Lyla menatap Morgan, tapi laki-laki itu hanya diam dan menatap Markian dengan tatapan yang kurang bersahabat. Dia menggerakkan kakinya, menendang kaki Morgan sedikit keras sehingga Morgan tersadar saat terkena tendangan dari Lyla. Gegas Morgan mengalihkan tatapannya dari Markian.


Lyla menggerakkan kepalanya, memberi isyarat agar Morgan segera berbicara.
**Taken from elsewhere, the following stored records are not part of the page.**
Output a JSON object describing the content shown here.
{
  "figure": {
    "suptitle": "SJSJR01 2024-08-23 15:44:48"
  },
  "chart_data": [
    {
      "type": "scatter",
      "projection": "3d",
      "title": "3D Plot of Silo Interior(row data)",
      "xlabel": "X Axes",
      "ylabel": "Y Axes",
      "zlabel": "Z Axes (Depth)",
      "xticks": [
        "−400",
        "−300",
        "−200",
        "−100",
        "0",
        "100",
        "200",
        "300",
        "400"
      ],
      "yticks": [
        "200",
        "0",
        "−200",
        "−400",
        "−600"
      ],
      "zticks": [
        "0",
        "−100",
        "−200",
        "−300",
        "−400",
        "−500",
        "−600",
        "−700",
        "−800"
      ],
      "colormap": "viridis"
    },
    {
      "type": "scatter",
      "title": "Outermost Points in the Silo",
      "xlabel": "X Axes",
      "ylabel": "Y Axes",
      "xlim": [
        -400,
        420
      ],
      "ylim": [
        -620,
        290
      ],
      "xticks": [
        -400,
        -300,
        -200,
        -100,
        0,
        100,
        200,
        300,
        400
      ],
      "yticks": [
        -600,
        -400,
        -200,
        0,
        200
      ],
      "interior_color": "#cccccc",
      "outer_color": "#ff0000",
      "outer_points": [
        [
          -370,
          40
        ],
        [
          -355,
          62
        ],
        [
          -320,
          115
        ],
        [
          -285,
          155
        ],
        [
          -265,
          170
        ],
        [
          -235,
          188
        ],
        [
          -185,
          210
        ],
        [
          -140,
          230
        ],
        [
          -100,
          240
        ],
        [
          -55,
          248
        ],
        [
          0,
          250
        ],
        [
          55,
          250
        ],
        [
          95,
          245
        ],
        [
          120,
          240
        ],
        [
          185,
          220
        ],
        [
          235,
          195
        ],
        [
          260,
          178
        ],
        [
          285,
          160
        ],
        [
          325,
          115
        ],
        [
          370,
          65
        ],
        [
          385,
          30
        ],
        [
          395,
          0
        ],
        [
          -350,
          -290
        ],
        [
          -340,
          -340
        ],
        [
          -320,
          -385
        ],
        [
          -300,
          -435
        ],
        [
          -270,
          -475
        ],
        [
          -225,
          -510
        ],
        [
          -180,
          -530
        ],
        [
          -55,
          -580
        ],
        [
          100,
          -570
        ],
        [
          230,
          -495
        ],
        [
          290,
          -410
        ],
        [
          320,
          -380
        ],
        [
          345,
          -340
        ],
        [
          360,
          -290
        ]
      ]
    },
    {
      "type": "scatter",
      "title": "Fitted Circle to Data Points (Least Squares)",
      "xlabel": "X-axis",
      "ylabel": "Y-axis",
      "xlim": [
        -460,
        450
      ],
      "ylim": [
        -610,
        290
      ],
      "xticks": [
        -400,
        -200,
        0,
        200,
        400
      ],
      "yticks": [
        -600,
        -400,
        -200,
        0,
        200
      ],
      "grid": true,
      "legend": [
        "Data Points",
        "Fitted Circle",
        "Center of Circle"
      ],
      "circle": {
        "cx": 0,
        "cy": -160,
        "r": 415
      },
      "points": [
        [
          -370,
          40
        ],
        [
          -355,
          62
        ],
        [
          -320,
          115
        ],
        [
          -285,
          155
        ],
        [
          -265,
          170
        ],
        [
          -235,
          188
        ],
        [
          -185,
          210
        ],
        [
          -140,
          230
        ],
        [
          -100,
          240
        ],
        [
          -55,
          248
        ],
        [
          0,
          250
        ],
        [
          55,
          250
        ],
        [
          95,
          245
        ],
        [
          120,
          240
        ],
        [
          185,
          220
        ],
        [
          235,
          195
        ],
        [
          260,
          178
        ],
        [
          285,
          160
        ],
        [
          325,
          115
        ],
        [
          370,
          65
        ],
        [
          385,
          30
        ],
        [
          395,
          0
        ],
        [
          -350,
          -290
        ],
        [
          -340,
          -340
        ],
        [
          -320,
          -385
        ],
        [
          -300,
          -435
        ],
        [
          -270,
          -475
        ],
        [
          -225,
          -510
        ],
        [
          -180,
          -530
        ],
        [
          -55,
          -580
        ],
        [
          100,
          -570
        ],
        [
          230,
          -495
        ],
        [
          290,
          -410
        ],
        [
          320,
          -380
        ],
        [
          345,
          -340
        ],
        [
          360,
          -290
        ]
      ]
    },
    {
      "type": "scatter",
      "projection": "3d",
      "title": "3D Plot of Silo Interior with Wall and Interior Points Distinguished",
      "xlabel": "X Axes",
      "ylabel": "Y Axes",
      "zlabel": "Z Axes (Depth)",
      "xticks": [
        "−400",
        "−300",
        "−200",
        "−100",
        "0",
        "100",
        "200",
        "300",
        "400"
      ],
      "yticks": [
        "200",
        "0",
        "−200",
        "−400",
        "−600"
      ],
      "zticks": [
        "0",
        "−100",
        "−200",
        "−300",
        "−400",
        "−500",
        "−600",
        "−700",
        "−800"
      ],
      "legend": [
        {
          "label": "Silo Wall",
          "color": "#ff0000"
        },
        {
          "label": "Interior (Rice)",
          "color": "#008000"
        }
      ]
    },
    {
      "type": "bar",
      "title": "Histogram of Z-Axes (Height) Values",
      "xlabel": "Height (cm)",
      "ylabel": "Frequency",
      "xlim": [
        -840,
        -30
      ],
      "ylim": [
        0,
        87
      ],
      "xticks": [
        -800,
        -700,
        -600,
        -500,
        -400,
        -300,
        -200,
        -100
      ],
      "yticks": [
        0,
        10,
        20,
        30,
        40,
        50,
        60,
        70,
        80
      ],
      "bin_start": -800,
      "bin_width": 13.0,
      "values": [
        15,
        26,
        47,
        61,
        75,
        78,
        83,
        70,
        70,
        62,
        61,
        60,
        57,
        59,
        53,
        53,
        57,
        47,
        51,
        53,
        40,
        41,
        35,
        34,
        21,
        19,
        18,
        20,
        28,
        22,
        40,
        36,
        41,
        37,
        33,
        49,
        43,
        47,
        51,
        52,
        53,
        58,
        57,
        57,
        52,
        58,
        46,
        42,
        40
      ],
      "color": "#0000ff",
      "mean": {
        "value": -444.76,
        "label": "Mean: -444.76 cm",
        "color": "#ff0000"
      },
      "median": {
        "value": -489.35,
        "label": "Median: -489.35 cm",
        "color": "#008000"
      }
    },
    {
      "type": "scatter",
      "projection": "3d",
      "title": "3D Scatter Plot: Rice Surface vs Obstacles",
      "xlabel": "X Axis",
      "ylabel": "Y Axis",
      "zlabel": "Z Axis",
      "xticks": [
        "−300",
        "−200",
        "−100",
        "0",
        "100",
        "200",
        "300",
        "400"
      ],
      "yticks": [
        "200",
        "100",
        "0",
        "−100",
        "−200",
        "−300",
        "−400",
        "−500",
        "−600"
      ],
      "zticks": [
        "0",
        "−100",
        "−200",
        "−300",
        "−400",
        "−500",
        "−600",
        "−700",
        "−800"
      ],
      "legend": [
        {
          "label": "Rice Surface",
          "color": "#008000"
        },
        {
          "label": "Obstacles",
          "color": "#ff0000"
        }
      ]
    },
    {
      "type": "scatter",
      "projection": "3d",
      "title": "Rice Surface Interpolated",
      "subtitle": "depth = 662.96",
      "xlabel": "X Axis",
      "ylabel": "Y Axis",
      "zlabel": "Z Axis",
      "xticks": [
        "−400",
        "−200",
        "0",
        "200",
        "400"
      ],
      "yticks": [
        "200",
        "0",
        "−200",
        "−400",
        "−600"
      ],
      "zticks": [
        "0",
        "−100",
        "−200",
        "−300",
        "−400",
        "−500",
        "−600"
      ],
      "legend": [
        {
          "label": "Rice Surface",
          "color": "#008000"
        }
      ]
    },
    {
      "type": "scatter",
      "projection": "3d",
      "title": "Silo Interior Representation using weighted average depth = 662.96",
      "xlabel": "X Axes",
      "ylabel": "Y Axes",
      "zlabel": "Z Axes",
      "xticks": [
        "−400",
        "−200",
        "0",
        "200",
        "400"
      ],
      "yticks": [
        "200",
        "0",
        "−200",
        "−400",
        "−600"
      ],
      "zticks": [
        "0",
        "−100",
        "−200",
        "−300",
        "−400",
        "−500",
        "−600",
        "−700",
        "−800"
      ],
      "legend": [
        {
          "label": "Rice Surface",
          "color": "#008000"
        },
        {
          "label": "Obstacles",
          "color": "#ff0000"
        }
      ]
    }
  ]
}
Setelah helaan napas berat dari Morgan akhirnya laki-laki itu berbicara juga.


"Aku minta maaf soal makananmu. Biar nanti aku yang akan bayarkan makanan kalian," ucap Morgan sedikit kaku. Tidak terbiasa dia mengucapkan kata maaf selama ini.


"Oh, tidak apa-apa, Tuan. Ini hanya makanan. Biar aku yang akan bayarkan, ini adalah hari pertama Lyla dan aku sangat senang sekali karena bisa bertemu dengan kalian. Ayo, silakan habiskan makanannya." Markian menyuruh Morgan dan Lyla untuk segera makan.


"Tuan Lenon, biar kita bertukar makanan saja. Aku belum memakannya sama sekali." Lyla menyodorkan piring miliknya lagi. Akan tetapi, seperti tadi Markian kembali memberikan piring tersebut kepada Lyla.


"Kau habiskan saja, Lyla. Aku akan makan roti. Ini juga enak," ucap Markian kemudian memakan roti di tangannya dengan suapan yang besar.


Dalam makannya, Morgan memperhatikan dua orang yang ada di hadapannya, meski tanpa saling berbicara, tapi dari tatapan keduanya tampak sekali seperti orang yang sudah sangat akrab sekali. Ada rasa panas yang dia rasakan di dalam hatinya saat ini.